Please Welcome Vanessa Samuel’s empowered life to our scene…
A strange sound startled me. 2:30 am. Heart pounding, I leapt to my feet with a sense of dread. I ran into my three-year-old son’s room and found him unconscious, shaking and moaning in the throws of a seizure.
The first time he had a seizure, I was terrified. But now, the third time, I felt an ominous cloud creep over my life. I couldn’t sleep. I couldn’t leave his side. I couldn’t leave him unattended in the bathroom, or playing cars in his bedroom. I couldn’t think about anything else. The seizures were so sudden, so unpredictable.
I tried to explain to my husband and extended family why I kept snapping like an overstretched rubber band. Despite their attempts at comfort, I felt alone. I was losing ground in the most intense battle with fear I had ever fought before.
It was less than two weeks before Christmas; we had just moved; I had our three young children to look after and “put on a happy face” for. I had to be strong. But I did not feel strong at all. I felt broken. I had so many questions, and no human response could settle them.
Where do I even start, God? What am I supposed to do? How can I protect my child? How will I ever sleep again?
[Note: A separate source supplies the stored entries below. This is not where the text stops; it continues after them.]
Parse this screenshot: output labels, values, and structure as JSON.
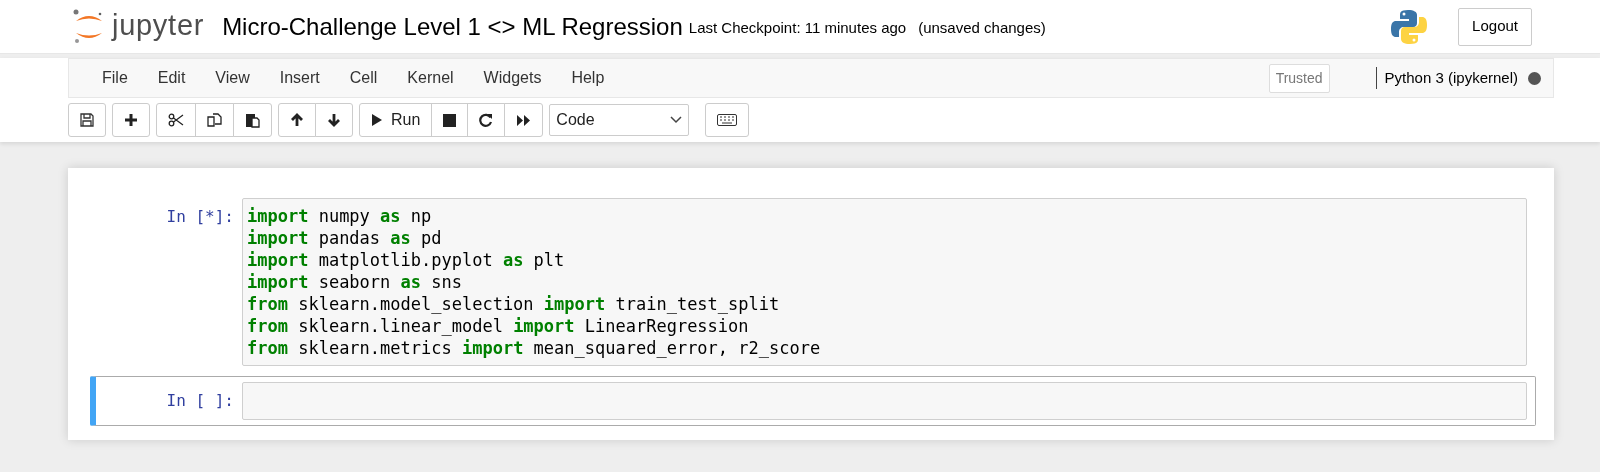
{
  "header": {
    "logo_text": "jupyter",
    "notebook_title": "Micro-Challenge Level 1 <> ML Regression",
    "checkpoint": "Last Checkpoint: 11 minutes ago",
    "save_status": "(unsaved changes)",
    "logout": "Logout"
  },
  "menu": [
    "File",
    "Edit",
    "View",
    "Insert",
    "Cell",
    "Kernel",
    "Widgets",
    "Help"
  ],
  "trusted": "Trusted",
  "kernel": {
    "name": "Python 3 (ipykernel)",
    "busy": true
  },
  "toolbar": {
    "run_label": "Run",
    "cell_type": "Code"
  },
  "cells": [
    {
      "prompt": "In [*]:",
      "selected": false,
      "lines": [
        "**import** numpy **as** np",
        "**import** pandas **as** pd",
        "**import** matplotlib.pyplot **as** plt",
        "**import** seaborn **as** sns",
        "**from** sklearn.model_selection **import** train_test_split",
        "**from** sklearn.linear_model **import** LinearRegression",
        "**from** sklearn.metrics **import** mean_squared_error, r2_score"
      ]
    },
    {
      "prompt": "In [ ]:",
      "selected": true
    }
  ]
}
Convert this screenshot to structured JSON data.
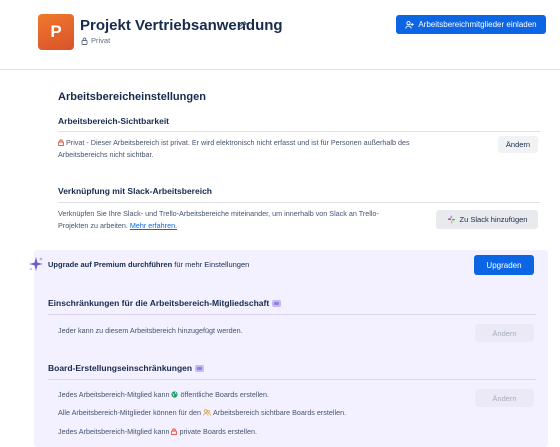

Then I heard His loving whisper. “Do you trust Me with your children? I gave them to you. Do you know that I love and care for them even more than you do?”
Oh, trust. Trust.
Fear tells me it’s not easy to trust Him. It will cost. His eternal perspective chooses character over comfort, growth over short-term success, heavenly value over earthly happiness.
But that’s because He – all powerful, eternal, wise, perfect, pure, and good – loves us enough to pull us into His beauty and goodness, despite the fact that it cost Him everything. Like a loving parent, He walks through these struggles by our side, revealing purpose in our pain and giving real hope to our souls. His way is not easy, but I can trust in His love.
That is when it changed. Not my circumstances; my confidence. I found freedom from fear. As 1 John 4:18 states, “No fear exists where His love is. Rather, perfect love gets rid of fear.” The more I trust Him, the less I have to fear.
When seizures struck again months later, I found myself waiting at home for my husband to text updates from the hospital. In the tension of the moment, my older son turned to me and said, “Mom, I learned this verse today: ‘Jesus said, “Take courage; I am here.’” (Matt. 14:27)
With those words, the mounting storm in my soul stopped. And His love, not fear, won.
A note about Vanessa: Vanessa Samuel loves Jesus, and loves using language – written, spoken, visual, musical, and creative – to praise Him. She also loves gardening, running, learning new things, and going on God-led adventures with her awesome husband. She is in the process of learning how to homeschool her three young children, and enjoys seeing the world from their perspective.